2. Use '_' for all atoms, inside and outside documents. Con is the
noise of extra underscores everywhere.
3. Don't use underscores inside documents - for id and rev at
least, this wouldn't seem to be a big issue, but isn't future-proof
if you want to handle other injected fields.
4. Use '_' for atoms that have to be injected, and make the name BE
the '_' form. Con is that you have to decide in advance if an atom
is going to ever be injected.
5. Use a '_meta' wrapper for the metadata. I don't see any
technical cons, and IMO is by far the cleanest model. Name identity
is preserved, it's arbitrarily extensible without scalability
concerns, and is structural rather than lexical.
It is clearly cleaner and has it's advantages, however I have to
agree with an earlier poster; "Putting them in a _meta group might
encourage aggregation and manipulation of the bookkeeping metadata
separately from the document, which to me sounds like a recipe for
trouble."
What trouble?
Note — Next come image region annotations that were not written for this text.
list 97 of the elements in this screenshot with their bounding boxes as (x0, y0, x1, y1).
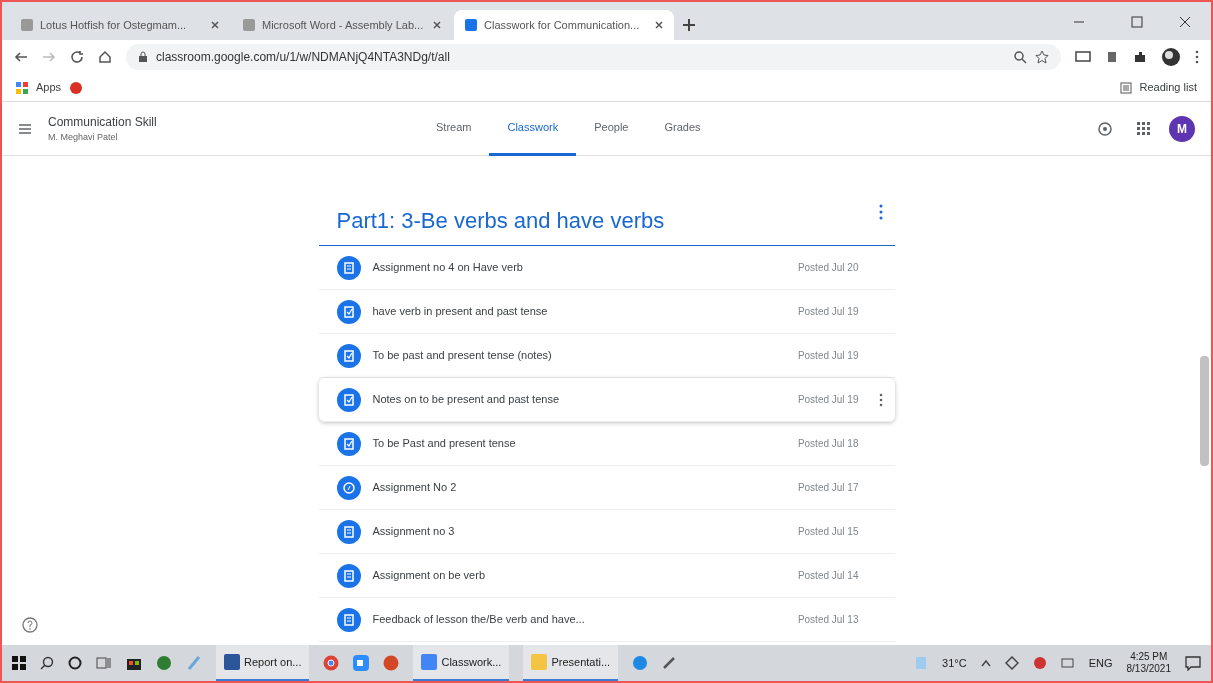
item-title: To be Past and present tense (372, 436, 517, 452)
back-arrow-icon[interactable] (14, 50, 28, 64)
browser-tab[interactable]: Lotus Hotfish for Ostegmam... (10, 10, 230, 40)
reading-list-link[interactable]: Reading list (1139, 79, 1197, 96)
settings-icon[interactable] (1097, 120, 1113, 137)
topic-title: Part1: 3-Be verbs and have verbs (336, 207, 665, 235)
item-title: Assignment on be verb (372, 568, 486, 584)
zoom-icon[interactable] (1013, 50, 1027, 64)
menu-icon[interactable] (18, 122, 32, 135)
page-icon (20, 18, 34, 32)
notification-icon[interactable] (1185, 655, 1201, 671)
reload-icon[interactable] (70, 50, 84, 64)
close-icon[interactable] (432, 20, 442, 30)
clock[interactable]: 4:25 PM 8/13/2021 (1126, 650, 1171, 676)
chevron-up-icon[interactable] (980, 659, 991, 667)
posted-date: Posted Jul 19 (797, 305, 859, 319)
item-title: Notes on to be present and past tense (372, 392, 561, 408)
bookmark-link[interactable]: Apps (36, 79, 62, 96)
video-call-icon[interactable] (353, 655, 370, 671)
apps-grid-icon (16, 81, 28, 94)
page-icon (242, 18, 256, 32)
posted-date: Posted Jul 14 (797, 569, 859, 583)
more-icon[interactable] (878, 392, 883, 407)
close-icon[interactable] (1179, 16, 1191, 28)
taskbar-app[interactable]: Classwork... (413, 645, 510, 681)
network-icon[interactable] (1004, 656, 1019, 670)
posted-date: Posted Jul 18 (797, 437, 859, 451)
reading-list-icon (1119, 81, 1132, 94)
posted-date: Posted Jul 13 (797, 613, 859, 627)
url-text: classroom.google.com/u/1/w/NDMANjQ4NTA3NDg/t/all (156, 49, 451, 66)
document-icon (336, 387, 361, 412)
classwork-item[interactable]: Feedback of lesson the/Be verb and have... Posted Jul 13 (318, 598, 895, 642)
temperature-text: 31°C (942, 655, 967, 671)
classwork-item[interactable]: have verb in present and past tense Posted Jul 19 (318, 290, 895, 334)
lock-icon (138, 51, 148, 63)
class-tab[interactable]: People (576, 101, 647, 156)
language-indicator[interactable]: ENG (1088, 654, 1113, 672)
volume-icon[interactable] (1032, 656, 1047, 670)
close-icon[interactable] (210, 20, 220, 30)
item-title: Assignment no 3 (372, 524, 456, 540)
class-tab[interactable]: Stream (418, 101, 490, 156)
class-tab[interactable]: Grades (646, 101, 719, 156)
page-icon (464, 18, 478, 32)
document-icon (336, 431, 361, 456)
posted-date: Posted Jul 15 (797, 525, 859, 539)
class-subtitle: M. Meghavi Patel (48, 130, 119, 144)
slides-app-icon[interactable] (383, 655, 400, 671)
chrome-icon[interactable] (323, 655, 340, 671)
classwork-item[interactable]: Assignment no 3 Posted Jul 15 (318, 510, 895, 554)
search-icon[interactable] (40, 656, 54, 670)
battery-icon[interactable] (1060, 658, 1075, 668)
circle-icon[interactable] (68, 656, 82, 670)
puzzle-icon[interactable] (1133, 50, 1147, 64)
apps-grid-icon[interactable] (1137, 121, 1151, 136)
clipboard-icon (336, 607, 361, 632)
windows-start-icon[interactable] (12, 656, 26, 670)
posted-date: Posted Jul 17 (797, 481, 859, 495)
classwork-item[interactable]: Assignment No 2 Posted Jul 17 (318, 466, 895, 510)
scrollbar-thumb[interactable] (1200, 356, 1209, 466)
taskbar-app[interactable]: Report on... (216, 645, 310, 681)
clipboard-icon (336, 563, 361, 588)
help-icon[interactable] (22, 617, 38, 633)
item-title: Feedback of lesson the/Be verb and have... (372, 612, 586, 628)
item-title: Assignment No 2 (372, 480, 458, 496)
weather-icon (914, 656, 929, 670)
class-title[interactable]: Communication Skill (48, 112, 418, 131)
classwork-item[interactable]: Assignment on be verb Posted Jul 14 (318, 554, 895, 598)
more-icon[interactable] (878, 204, 883, 220)
star-icon[interactable] (1035, 50, 1049, 64)
classwork-item[interactable]: To be Past and present tense Posted Jul 18 (318, 422, 895, 466)
browser-tab[interactable]: Microsoft Word - Assembly Lab... (232, 10, 452, 40)
home-icon[interactable] (98, 50, 112, 64)
avatar[interactable]: M (1169, 115, 1195, 142)
browser-tab[interactable]: Classwork for Communication... (454, 10, 674, 40)
document-icon (336, 299, 361, 324)
profile-avatar-icon[interactable] (1161, 47, 1181, 67)
item-title: To be past and present tense (notes) (372, 348, 553, 364)
question-icon (336, 475, 361, 500)
clipboard-icon (336, 519, 361, 544)
classwork-item[interactable]: Assignment no 4 on Have verb Posted Jul 20 (318, 246, 895, 290)
pin-icon[interactable] (662, 656, 677, 670)
classwork-item[interactable]: To be past and present tense (notes) Posted Jul 19 (318, 334, 895, 378)
document-icon (336, 343, 361, 368)
plus-icon[interactable] (682, 18, 696, 32)
taskbar-app[interactable]: Presentati... (523, 645, 619, 681)
bookmark-icon[interactable] (69, 80, 84, 95)
posted-date: Posted Jul 19 (797, 349, 859, 363)
address-bar[interactable]: classroom.google.com/u/1/w/NDMANjQ4NTA3NDg/t/all (126, 44, 1061, 70)
clipboard-icon (336, 255, 361, 280)
posted-date: Posted Jul 19 (797, 393, 859, 407)
item-title: have verb in present and past tense (372, 304, 549, 320)
item-title: Assignment no 4 on Have verb (372, 260, 524, 276)
maximize-icon[interactable] (1131, 16, 1143, 28)
more-icon[interactable] (1195, 50, 1199, 64)
classwork-item[interactable]: Notes on to be present and past tense Posted Jul 19 (318, 378, 895, 422)
posted-date: Posted Jul 20 (797, 261, 859, 275)
close-icon[interactable] (654, 20, 664, 30)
I think this is *exactly* what should be done - have
CouchDB store documents that are :
{
metadata : { _rev : X, _id : Y, _woogie: Z, .... anything that
needs to be added in the future, like other metadata like last update
date... },
userdata : { .... the document you want to store .... }
}
and then offer APIs that let you :
a) get to this document, for libraries and clients that know they are
talking to Couch and want to manipulate at this level
b) return and accept the userdocument directly, for clients that just
want to consume or produce JSON data, w/o caring about the internal
housekeeping
This would be a more complex design than the current use of the
underscore at the top level of documents and would definitely
encourage a quite different implementation. I don't know the
internals enough yet to comment on this. The code there to date is
remarkably terse for what it does but this may just reflect the use
of Erlang.
I just have trouble seeing this POV - it seems to me that having a
reserved "namespace" ( the _.*) at a specific level (the top level)
the user document to put the metadata makes things more complex. Not
only is it an exception to what a person can store in couch, but it
itself contains an exception - it only applies to top level.
Consumers and producers have to be aware that the documents are coming
from Couch (consumers have to know that _id and _rev are medatadata
and should be ignored for application purposes, but only if in the top
level...) and producers have to avoid using _id and _rev for
application data....
Then any "couch aware" code I write can safely know that anything
that's couch specific is in doc.metadata and anything that's the
stored user data is data.userdata, and never the beams shall be
crossed. Any apps I write (say AJAX stuff) don't need to special-case
the handling of the responses, since anything in a user doc is user
data, and I should be able to make requests that just return that
userdata
geir